Divergence in the UK growth outlook 

Released last week, the BoE’s February Monetary Policy Report predicts the UK economy will expand by +0.75% in 2025, below the +1.50% forecast in November 2024, reflecting weaker-than-expected economic momentum and declining business and consumer confidence. The outlook for 2026, however, has been marginally upgraded, with GDP growth expected to rise to +1.50% (previously +1.25%).

Inflation is forecast to rise in the first half of the year, peaking at 3.7% by Q3 2025, driven by higher global energy costs, regulatory price adjustments, and fiscal measures from the Autumn Budget. Despite this, the central bank expects the increase to be temporary, with inflation projected to ease in the final quarter of the year.

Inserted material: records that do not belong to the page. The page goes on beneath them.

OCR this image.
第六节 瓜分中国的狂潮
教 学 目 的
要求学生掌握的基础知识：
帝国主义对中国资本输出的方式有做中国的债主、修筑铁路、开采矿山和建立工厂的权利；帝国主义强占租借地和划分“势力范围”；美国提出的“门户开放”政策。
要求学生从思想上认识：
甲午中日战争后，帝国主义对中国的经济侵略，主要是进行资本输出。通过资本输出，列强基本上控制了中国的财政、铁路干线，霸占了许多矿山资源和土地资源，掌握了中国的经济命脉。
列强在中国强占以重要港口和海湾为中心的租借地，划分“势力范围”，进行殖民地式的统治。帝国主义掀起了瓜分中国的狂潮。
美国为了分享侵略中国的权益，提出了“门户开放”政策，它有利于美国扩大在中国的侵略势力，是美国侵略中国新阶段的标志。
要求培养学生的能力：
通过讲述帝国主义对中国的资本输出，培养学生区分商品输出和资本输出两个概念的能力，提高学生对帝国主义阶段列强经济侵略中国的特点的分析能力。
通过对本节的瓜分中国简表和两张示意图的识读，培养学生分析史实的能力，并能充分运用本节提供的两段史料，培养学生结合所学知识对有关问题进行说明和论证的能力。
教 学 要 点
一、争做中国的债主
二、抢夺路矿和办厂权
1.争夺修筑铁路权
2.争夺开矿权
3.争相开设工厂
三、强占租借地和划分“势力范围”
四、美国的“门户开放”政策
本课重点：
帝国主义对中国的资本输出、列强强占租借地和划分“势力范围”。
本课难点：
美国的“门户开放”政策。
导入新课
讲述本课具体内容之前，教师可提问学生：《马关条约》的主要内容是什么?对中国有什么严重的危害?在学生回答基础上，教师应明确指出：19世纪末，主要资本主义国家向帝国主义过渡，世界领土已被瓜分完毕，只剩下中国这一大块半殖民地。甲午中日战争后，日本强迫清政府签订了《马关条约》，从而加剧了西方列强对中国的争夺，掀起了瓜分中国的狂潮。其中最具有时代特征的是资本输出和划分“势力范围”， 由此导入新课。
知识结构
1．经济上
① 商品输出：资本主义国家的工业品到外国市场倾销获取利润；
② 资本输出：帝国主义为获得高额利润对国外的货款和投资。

The bigger picture is that the range of forecast outcomes remains wide. For instance, the most optimistic contributors to the Treasury’s latest consensus forecasts predict a +1.70% rise in GDP this year, whilst the most pessimistic, a rise of just 0.70%.

Clean Power 30: What it means for real estate

The UK government’s Clean Power 30 Action Plan (CP30) sets a pathway to achieve the ambitious target of 95% renewable energy by 2030. A key part of this is the overhaul of the current grid connection system, which has been a longstanding issue causing delays in both capacity generation and development due to limited supply. A shift from a ‘first come, first served’ approach to a needs-based model could help prioritise strategically important projects, unlocking as much as 500GW of capacity. For the real estate sector, the impact is twofold. On the one hand, projects in constrained areas may see reduced delays, accelerating development timelines. On the other, shifting grid priorities may require developers to reassess location feasibility and energy strategies.

However, with a renewed focus on infrastructure investment, CP30 could ultimately support the transition to a more sustainable, energy-secure property market.